Rebecca is an adaptation of the acclaimed novel of the same name by Daphne Du Maurier. It is about a young woman who is unnamed until she marries, "above her station," to Max de Winter. As the new Mrs. de Winter, the narrator is brought back to the ancestral home, Manderlay, which is figuratively haunted by the former Mrs. de Winter, the titular Rebecca. As Mrs. de Winter uncovers the secrets of Rebecca's mysterious death, she's driven mad by the calculating former servant of Rebecca, Mrs. Danvers. The film stars Lily James, Armie Hammer, Kristin Scott Thomas, Sam Riley, Bryony Miller, Tom Goodman-Hill, Jeff Rawle, and Ann Dowd. The film is directed by Ben Wheatley and written by Jane Goldman, John Shrapnel, and Anna Waterhouse. The film is streaming exclusively on Netflix.
I didn't have a strong reaction to this film. I never read the novel and I remember liking the previous adaptation done by Alfred Hitchcock, but I couldn't get a handle on this adaptation. It felt like the whole runtime was haunted by the specter of something missing as the house, staff, friends and Max de Winter himself are haunted by the memory of Rebecca. It definitely wasn't recognizable as a Ben Wheatley film.
Wheatley has been around for a while creating darkly humorous movies about Brits. Some of his sensibilities and innovations remain, but for the most part it feels as if the film wanted more style over substance. The production design, costuming, set decoration, all of it is really beautiful to look at, but the story doesn't seem to want to match. Adaptation of a novel that was contemporary for its time and is now a period piece is a little bit of a strange proposition because with that sheen of hindsight, nothing feels lived in, it's all shiny and new.
What I wish were more overt were the titillating scenes. I couldn't tell if there had been a more risqué version of the film than the one I saw, but I was so intrigued by the nature of Mrs. de Winter being sort of naïve, yet excited at any sensual prospect. There were several scenes that had a short aspect of the sensuality, but I thought it could have been brought more to the forefront as the production didn't have to adhere to the Hays Code as Hitchcock did or leave it only as subtext as Du Maurier did in the novel. I started to sigh when a scene would begin with a little tease because I soon knew it would be over without a release.
There is one bit of technique that kept my attention. It's a little bit of editing that really helps with the playing of time and the ideas of memory. Wheatley and editor Jonathan Amos use cuts to show what is happening simultaneously or slightly in the future. It heightens certain scenes and gives characters a bit more of a chance to act out of the gaze of Mrs. de Winter. It also muddles the action, in a good way, as Mrs. de Winter's final descent into madness during the ball is a collection of quick cuts and fantasy that is dizzying and intriguing to watch.

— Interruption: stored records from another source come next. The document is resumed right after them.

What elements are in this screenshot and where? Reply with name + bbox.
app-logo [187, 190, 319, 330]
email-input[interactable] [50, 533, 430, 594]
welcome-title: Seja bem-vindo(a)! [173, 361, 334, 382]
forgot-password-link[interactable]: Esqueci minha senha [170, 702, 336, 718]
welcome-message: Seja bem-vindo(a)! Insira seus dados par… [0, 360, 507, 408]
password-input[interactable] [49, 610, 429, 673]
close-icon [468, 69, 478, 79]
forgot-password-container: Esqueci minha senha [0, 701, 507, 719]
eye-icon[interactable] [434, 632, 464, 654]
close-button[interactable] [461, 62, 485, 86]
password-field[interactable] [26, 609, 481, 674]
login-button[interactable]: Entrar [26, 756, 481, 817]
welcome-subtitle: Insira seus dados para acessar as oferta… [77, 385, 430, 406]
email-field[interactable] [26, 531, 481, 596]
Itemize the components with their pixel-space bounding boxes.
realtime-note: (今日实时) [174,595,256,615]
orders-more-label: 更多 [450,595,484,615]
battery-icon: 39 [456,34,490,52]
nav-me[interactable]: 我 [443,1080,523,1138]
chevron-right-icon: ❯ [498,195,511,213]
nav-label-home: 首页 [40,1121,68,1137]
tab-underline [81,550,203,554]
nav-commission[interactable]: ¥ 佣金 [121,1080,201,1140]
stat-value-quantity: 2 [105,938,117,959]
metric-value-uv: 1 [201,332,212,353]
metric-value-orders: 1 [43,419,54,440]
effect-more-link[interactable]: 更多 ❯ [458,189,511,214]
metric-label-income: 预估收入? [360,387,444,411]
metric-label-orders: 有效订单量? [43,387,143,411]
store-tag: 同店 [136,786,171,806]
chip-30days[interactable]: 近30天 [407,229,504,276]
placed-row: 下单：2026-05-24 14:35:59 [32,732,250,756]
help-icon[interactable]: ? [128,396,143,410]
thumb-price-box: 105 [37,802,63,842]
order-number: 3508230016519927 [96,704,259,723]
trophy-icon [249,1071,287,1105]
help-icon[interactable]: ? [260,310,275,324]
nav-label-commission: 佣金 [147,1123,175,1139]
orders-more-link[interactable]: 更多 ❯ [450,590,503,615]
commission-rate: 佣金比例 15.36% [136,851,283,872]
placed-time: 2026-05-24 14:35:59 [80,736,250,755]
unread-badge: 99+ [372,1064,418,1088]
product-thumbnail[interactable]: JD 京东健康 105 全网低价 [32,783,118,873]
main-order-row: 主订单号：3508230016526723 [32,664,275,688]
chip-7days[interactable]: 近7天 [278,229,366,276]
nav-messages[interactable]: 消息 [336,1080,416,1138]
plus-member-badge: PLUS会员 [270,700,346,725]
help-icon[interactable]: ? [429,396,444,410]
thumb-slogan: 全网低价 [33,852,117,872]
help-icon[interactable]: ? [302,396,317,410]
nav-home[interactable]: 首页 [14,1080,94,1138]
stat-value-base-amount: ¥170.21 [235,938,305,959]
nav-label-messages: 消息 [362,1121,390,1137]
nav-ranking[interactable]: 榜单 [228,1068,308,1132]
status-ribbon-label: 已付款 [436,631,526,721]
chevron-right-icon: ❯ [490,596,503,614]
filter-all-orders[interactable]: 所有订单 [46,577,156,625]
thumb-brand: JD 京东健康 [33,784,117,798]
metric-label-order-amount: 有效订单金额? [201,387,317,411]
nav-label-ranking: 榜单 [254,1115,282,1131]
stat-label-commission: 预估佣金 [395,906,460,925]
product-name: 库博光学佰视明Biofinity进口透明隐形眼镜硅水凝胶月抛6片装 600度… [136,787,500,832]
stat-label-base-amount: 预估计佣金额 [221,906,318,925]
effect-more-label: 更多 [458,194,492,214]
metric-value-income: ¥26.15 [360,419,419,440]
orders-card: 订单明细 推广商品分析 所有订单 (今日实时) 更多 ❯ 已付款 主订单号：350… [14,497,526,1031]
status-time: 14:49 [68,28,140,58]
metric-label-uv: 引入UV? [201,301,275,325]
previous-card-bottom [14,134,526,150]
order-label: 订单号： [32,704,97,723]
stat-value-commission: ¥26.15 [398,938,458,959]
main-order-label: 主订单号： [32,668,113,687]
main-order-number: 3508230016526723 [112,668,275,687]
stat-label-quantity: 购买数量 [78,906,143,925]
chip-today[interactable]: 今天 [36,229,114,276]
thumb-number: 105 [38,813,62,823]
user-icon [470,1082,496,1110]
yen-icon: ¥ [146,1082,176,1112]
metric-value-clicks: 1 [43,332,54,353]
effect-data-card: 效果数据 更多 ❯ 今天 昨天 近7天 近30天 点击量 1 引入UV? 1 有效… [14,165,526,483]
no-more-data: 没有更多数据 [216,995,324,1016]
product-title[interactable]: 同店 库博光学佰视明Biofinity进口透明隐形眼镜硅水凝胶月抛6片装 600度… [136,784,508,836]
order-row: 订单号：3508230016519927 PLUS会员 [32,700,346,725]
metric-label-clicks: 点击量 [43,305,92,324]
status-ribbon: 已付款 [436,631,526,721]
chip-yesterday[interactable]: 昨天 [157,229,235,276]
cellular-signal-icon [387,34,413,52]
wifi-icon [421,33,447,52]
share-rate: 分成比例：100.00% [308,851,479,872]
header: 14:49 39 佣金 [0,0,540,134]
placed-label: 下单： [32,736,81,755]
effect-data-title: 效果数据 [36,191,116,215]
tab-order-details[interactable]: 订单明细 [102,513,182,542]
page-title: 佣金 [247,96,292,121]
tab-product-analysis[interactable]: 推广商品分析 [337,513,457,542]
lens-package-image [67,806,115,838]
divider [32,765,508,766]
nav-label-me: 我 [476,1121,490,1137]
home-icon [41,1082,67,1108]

I think what bothers me most about the film is not the film's fault at all, but it's the fault of all stories that have such a simple solution. If Max had told Mrs. de Winter the full story of Rebecca at the beginning or at least a half truth it would have been so much better for her. He should have just said something and let her in because it would have saved her a lot of heartbreak and anguish. Yet, that is the nature of the melodrama. That is the reason we watch, to see someone attempt to figure it all out.

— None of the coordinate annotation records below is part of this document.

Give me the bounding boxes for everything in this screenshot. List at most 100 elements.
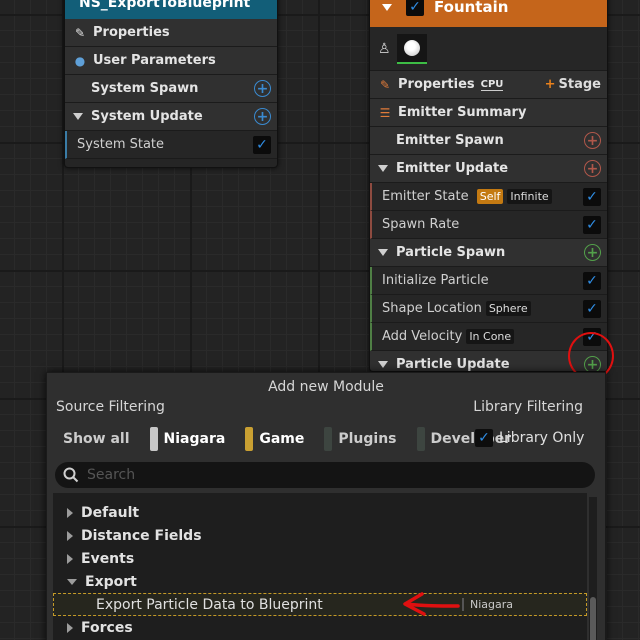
tree-item-default[interactable]: Default [53,501,587,524]
source-filtering-label: Source Filtering [56,399,165,415]
add-system-spawn-module-icon[interactable]: + [254,80,271,97]
shape-location-row[interactable]: Shape Location Sphere ✓ [370,295,607,323]
emitter-update-row[interactable]: Emitter Update + [370,155,607,183]
expand-arrow-icon[interactable] [67,553,73,564]
add-particle-spawn-module-icon[interactable]: + [584,244,601,261]
search-placeholder: Search [87,467,136,483]
library-only-label: Library Only [499,430,585,446]
emitter-title: Fountain [434,0,509,16]
shape-location-enabled-checkbox[interactable]: ✓ [583,299,601,318]
system-update-row[interactable]: System Update + [65,103,277,131]
initialize-particle-row[interactable]: Initialize Particle ✓ [370,267,607,295]
filter-niagara-label: Niagara [163,431,226,447]
user-parameters-label: User Parameters [93,53,216,68]
add-emitter-spawn-module-icon[interactable]: + [584,132,601,149]
source-filter-bar: Show all Niagara Game Plugins Developer [55,425,519,453]
system-state-row[interactable]: System State ✓ [65,131,277,159]
add-velocity-label: Add Velocity [382,329,463,344]
collapse-arrow-icon[interactable] [382,3,392,11]
filter-plugins-label: Plugins [338,431,397,447]
collapse-arrow-icon[interactable] [378,249,388,256]
search-input[interactable]: Search [55,462,595,488]
tree-item-forces[interactable]: Forces [53,616,587,639]
emitter-properties-row[interactable]: ✎ Properties CPU + Stage [370,71,607,99]
emitter-summary-label: Emitter Summary [398,105,527,120]
tree-item-events[interactable]: Events [53,547,587,570]
actor-icon: ♙ [378,40,391,57]
particle-spawn-row[interactable]: Particle Spawn + [370,239,607,267]
expand-arrow-icon[interactable] [67,622,73,633]
filter-show-all-button[interactable]: Show all [55,425,138,453]
system-properties-row[interactable]: ✎ Properties [65,19,277,47]
system-state-enabled-checkbox[interactable]: ✓ [253,135,271,154]
scrollbar-thumb[interactable] [590,597,596,640]
pencil-icon: ✎ [74,25,86,40]
system-spawn-row[interactable]: System Spawn + [65,75,277,103]
user-icon: ● [74,53,86,68]
system-node[interactable]: NS_ExportToBlueprint ✎ Properties ● User… [64,0,278,168]
tree-item-export-particle-data[interactable]: Export Particle Data to Blueprint Niagar… [53,593,587,616]
particle-thumbnail[interactable] [396,33,427,64]
system-update-label: System Update [91,109,203,124]
library-only-checkbox[interactable]: ✓ [475,429,493,447]
user-parameters-row[interactable]: ● User Parameters [65,47,277,75]
emitter-node[interactable]: ✓ Fountain ♙ ✎ Properties CPU + Stage ☰ E… [369,0,608,372]
particle-update-label: Particle Update [396,357,510,372]
emitter-state-enabled-checkbox[interactable]: ✓ [583,187,601,206]
filter-niagara-button[interactable]: Niagara [144,425,234,453]
library-only-toggle[interactable]: ✓ Library Only [475,429,584,447]
tree-item-events-label: Events [81,550,135,567]
initialize-particle-label: Initialize Particle [382,273,489,288]
emitter-state-label-group: Emitter State Self Infinite [382,189,583,204]
spawn-rate-enabled-checkbox[interactable]: ✓ [583,215,601,234]
filter-show-all-label: Show all [63,431,130,447]
add-velocity-label-group: Add Velocity In Cone [382,329,583,344]
annotation-arrow [403,592,460,616]
emitter-update-label: Emitter Update [396,161,509,176]
sphere-tag: Sphere [485,301,531,316]
expand-arrow-icon[interactable] [67,530,73,541]
list-icon: ☰ [379,105,391,120]
emitter-preview: ♙ [370,27,607,71]
particle-spawn-label: Particle Spawn [396,245,506,260]
infinite-tag: Infinite [507,189,552,204]
spawn-rate-row[interactable]: Spawn Rate ✓ [370,211,607,239]
emitter-summary-row[interactable]: ☰ Emitter Summary [370,99,607,127]
emitter-state-row[interactable]: Emitter State Self Infinite ✓ [370,183,607,211]
library-filtering-label: Library Filtering [473,399,583,415]
add-stage-label: Stage [558,77,601,92]
emitter-node-title-bar[interactable]: ✓ Fountain [370,0,607,27]
plugins-swatch [324,427,333,451]
initialize-particle-enabled-checkbox[interactable]: ✓ [583,271,601,290]
tree-item-distance-fields[interactable]: Distance Fields [53,524,587,547]
add-module-popup[interactable]: Add new Module Source Filtering Library … [46,372,606,640]
in-cone-tag: In Cone [466,329,515,344]
popup-title: Add new Module [268,379,384,395]
export-particle-data-label: Export Particle Data to Blueprint [96,596,323,613]
module-tree[interactable]: Default Distance Fields Events Export Ex… [53,493,587,640]
add-emitter-update-module-icon[interactable]: + [584,160,601,177]
emitter-state-label: Emitter State [382,189,469,204]
system-node-title[interactable]: NS_ExportToBlueprint [65,0,277,19]
collapse-arrow-icon[interactable] [378,165,388,172]
add-system-update-module-icon[interactable]: + [254,108,271,125]
expand-arrow-icon[interactable] [67,507,73,518]
emitter-properties-label: Properties [398,77,475,92]
system-spawn-label: System Spawn [91,81,199,96]
emitter-enabled-checkbox[interactable]: ✓ [406,0,424,16]
shape-location-label: Shape Location [382,301,482,316]
collapse-arrow-icon[interactable] [378,361,388,368]
collapse-arrow-icon[interactable] [67,578,77,585]
add-stage-button[interactable]: + Stage [545,77,601,92]
tree-item-export[interactable]: Export [53,570,587,593]
collapse-arrow-icon[interactable] [73,113,83,120]
filter-game-button[interactable]: Game [239,425,312,453]
tree-scrollbar[interactable] [589,497,597,640]
tree-item-distance-fields-label: Distance Fields [81,527,202,544]
self-tag: Self [476,189,504,204]
game-swatch [245,427,254,451]
system-state-label: System State [77,137,165,152]
tree-item-forces-label: Forces [81,619,133,636]
emitter-spawn-row[interactable]: Emitter Spawn + [370,127,607,155]
filter-plugins-button[interactable]: Plugins [318,425,404,453]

What I will never and don't want to ever figure out is how Kristin Scott Thomas can do what she does. I like the mystery of her immense talent. I love watching her as a character who has a public face and a nasty side only seen in private. I love the way she plays the duplicity and love of Mrs. Danvers. She steals scenes without even a word, just an impeccable look or gesture.

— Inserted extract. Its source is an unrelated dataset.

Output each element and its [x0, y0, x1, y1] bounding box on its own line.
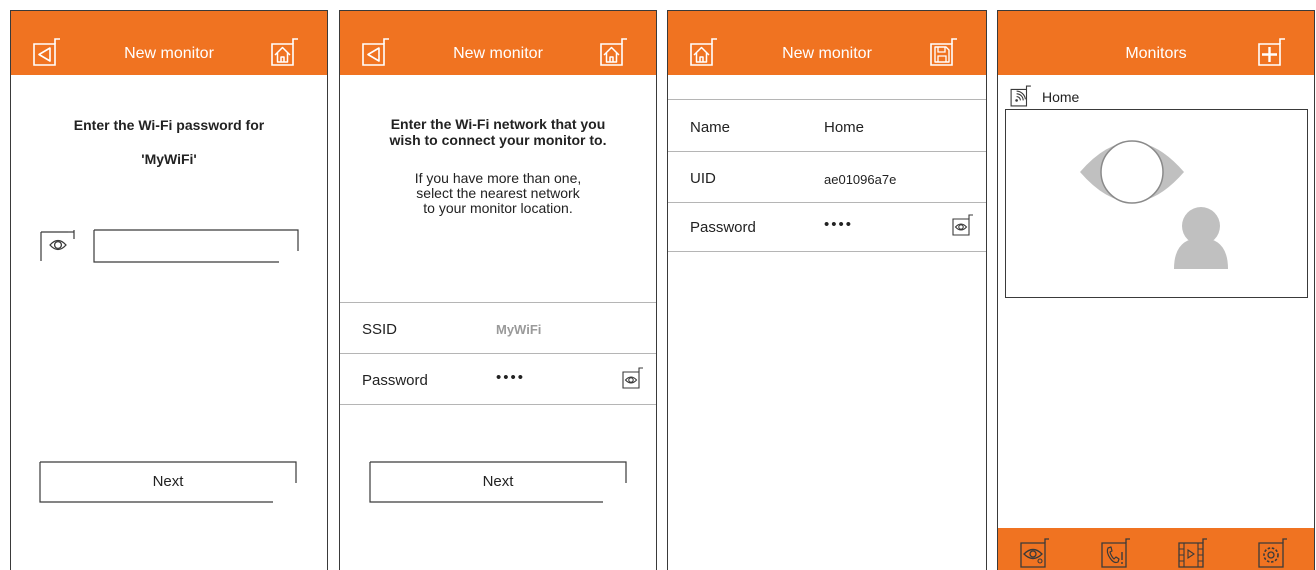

I really don't like movies with a class element. It's something that makes me angry. To watch a person who tries their best, but is never good enough because she came from the wrong sperm and egg combination is utterly infuriating. Class systems are gross and tacky, so unfortunately this film had a strike against it when I remembered that aspect. Rebecca pretty to look at and some of the performances are delectable, but other than that, there's not much here. Unless you're a mega fan of period melodrama, you may just want to skip this one.